雇用形態に関係なく、全ての労働者に対して「就業場所・業務の変更の範囲」が明示事項として追加されることになりました。

全ての労働者に対して締結のタイミングで、有期契約労働者に対しては、更新のタイミングで明示することになります。就業場所・業務が変更になる場合はどれくらいの規模になるのか、具体的な変更の範囲を示す必要があります。

参照:2024年4月から労働条件明示のルールが変わりました。
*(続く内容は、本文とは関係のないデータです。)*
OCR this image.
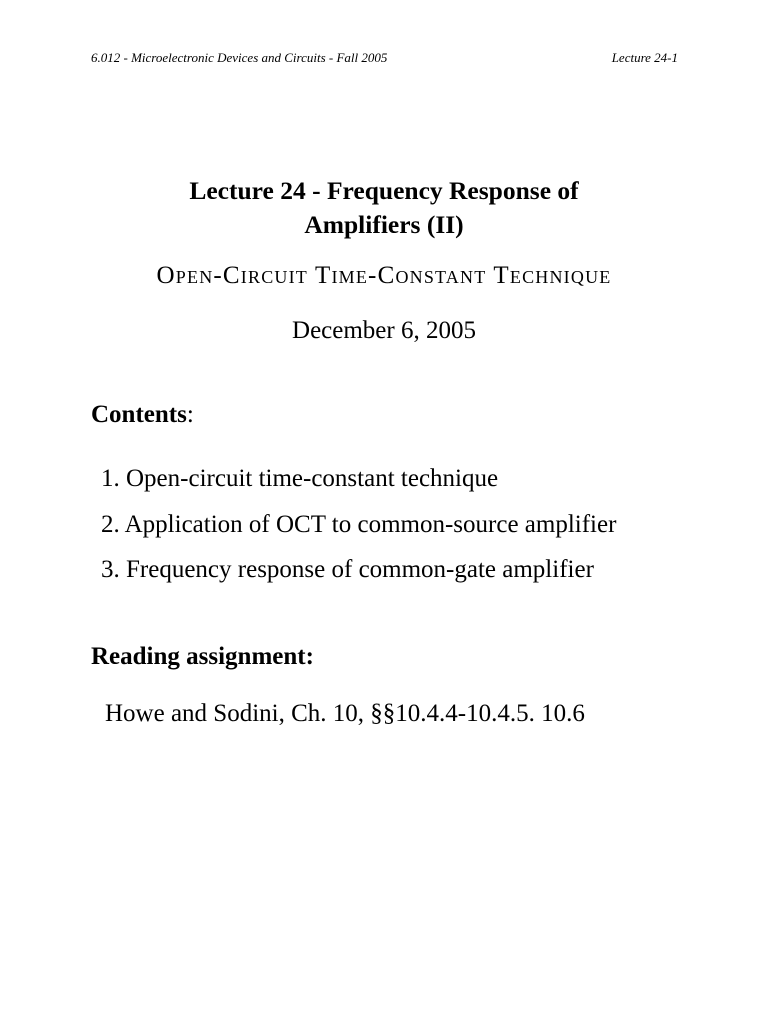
6.012 - Microelectronic Devices and Circuits - Fall 2005	Lecture 24-1
Lecture 24 - Frequency Response of
Amplifiers (II)
Open-Circuit Time-Constant Technique
December 6, 2005
Contents:
1. Open-circuit time-constant technique
2. Application of OCT to common-source amplifier
3. Frequency response of common-gate amplifier
Reading assignment:
Howe and Sodini, Ch. 10, §§10.4.4-10.4.5. 10.6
│厚生労働省

有期契約労働者に対する事項

有期契約労働者に対しては契約の締結と更新のタイミングで、更新の上限があるかどうか、ある場合は具体的な内容について明示する必要があります。

無期転換のために行う無期転換申込に関して、無期転換申込機会を明示することが義務となりました。無期転換申込権が発生する更新のタイミングごとに、無期転換を申し込むことができるという旨を労働者に明示する必要があります。また、無期転換後の労働条件についても、明示しなければいけません。

参照:2024年4月から労働条件明示のルールが変わりました。│厚生労働省

作成時に注意しておきたいポイント

労働条件通知書や雇用契約書の作成において、注意しておきたい点を以下で確認しましょう。

労働条件通知書における注意点

労働条件通知書を作成する場合は、就業規則と内容が一致しているかどうかを確認しましょう。内容が一致していないと、労使間でトラブルが発生する要因になります。例えば、労働条件通知書と就業規則で休憩時間が異なっている場合、従業員が混乱する可能性があります。
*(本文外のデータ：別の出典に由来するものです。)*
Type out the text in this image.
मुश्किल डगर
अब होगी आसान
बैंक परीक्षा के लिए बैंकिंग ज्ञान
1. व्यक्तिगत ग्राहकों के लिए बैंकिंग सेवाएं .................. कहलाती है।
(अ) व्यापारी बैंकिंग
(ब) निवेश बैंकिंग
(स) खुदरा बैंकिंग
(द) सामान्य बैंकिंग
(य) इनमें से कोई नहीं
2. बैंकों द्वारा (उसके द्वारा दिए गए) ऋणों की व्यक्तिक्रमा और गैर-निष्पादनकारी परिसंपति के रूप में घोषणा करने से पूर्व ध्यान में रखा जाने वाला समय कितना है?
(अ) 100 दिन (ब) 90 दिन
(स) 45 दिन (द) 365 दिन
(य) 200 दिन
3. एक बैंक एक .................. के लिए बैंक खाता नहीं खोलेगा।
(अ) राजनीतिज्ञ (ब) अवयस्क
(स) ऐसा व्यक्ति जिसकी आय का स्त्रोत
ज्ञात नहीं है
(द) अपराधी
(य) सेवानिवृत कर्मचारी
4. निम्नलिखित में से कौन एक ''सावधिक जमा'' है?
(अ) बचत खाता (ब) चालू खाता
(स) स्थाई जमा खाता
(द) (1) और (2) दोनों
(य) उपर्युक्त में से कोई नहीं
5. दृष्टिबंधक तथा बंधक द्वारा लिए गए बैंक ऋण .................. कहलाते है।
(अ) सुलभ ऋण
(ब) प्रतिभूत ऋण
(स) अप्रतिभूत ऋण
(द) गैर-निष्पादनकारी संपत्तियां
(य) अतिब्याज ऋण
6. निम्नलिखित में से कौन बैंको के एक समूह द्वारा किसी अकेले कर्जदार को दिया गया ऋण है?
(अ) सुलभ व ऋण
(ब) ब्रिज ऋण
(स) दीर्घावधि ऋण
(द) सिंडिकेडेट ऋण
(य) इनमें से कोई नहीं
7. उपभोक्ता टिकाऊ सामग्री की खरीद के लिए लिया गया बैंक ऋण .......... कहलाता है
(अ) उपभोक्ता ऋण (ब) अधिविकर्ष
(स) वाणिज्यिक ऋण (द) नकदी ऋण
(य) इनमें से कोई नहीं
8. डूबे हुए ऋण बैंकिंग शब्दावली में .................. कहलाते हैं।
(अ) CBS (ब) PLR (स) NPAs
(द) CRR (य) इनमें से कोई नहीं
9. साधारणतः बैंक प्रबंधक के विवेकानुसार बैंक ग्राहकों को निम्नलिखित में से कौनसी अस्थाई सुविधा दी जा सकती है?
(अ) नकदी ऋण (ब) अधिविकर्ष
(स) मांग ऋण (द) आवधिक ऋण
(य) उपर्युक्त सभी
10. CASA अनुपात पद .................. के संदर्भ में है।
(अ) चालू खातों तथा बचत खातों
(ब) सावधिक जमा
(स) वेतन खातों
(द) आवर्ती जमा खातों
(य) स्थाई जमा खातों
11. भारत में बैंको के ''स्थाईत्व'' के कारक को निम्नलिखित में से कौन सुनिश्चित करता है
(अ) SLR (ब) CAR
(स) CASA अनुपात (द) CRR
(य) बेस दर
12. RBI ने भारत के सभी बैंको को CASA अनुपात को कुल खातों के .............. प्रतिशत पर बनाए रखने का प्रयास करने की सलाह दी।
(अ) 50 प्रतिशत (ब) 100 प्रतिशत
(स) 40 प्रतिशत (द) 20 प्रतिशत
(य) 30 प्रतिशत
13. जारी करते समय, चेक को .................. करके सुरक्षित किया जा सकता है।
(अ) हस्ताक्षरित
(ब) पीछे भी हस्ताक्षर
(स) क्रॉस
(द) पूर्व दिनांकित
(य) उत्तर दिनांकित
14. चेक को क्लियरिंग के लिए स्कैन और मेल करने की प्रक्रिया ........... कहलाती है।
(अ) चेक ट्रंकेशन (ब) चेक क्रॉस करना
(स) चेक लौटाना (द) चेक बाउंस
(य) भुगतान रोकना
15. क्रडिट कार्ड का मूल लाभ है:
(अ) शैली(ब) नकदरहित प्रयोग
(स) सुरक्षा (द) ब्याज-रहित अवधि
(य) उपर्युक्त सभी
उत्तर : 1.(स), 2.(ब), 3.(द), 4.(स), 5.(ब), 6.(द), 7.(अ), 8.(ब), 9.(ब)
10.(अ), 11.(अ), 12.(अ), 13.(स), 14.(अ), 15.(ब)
2019年からは、労働条件通知書を電子交付できるようになりましたが、あくまで労働者側が希望した場合のみとなる点に注意が必要です。従業員側の意見を聞かずに、クリニック側から一方的に電子交付をすることはできません。

雇用契約書における注意点

雇用契約書には、あらかじめ損害賠償の金額について記載をしてはいけません。この点については、労働基準法第16条で定められています。実際に労働者の過失によって損害が発生した場合は請求できますが、「〇〇万円を会社に対して賠償する」といったような記載をすることはできません。

まとめ

労働条件通知書は労働条件について明示し、雇用契約書は労使間の権利義務関係について定めています。法的な作成義務があるかどうかの違いがありますが、雇用契約書についても作成が推奨されています。2024年4月から労働条件通知書に記載する事項が追加されたのも、重要なポイントです。開業を検討している医師の方は、この記事を読んで、雇用に必要な書類の作成をスムーズに行うための参考にしていただければ幸いです。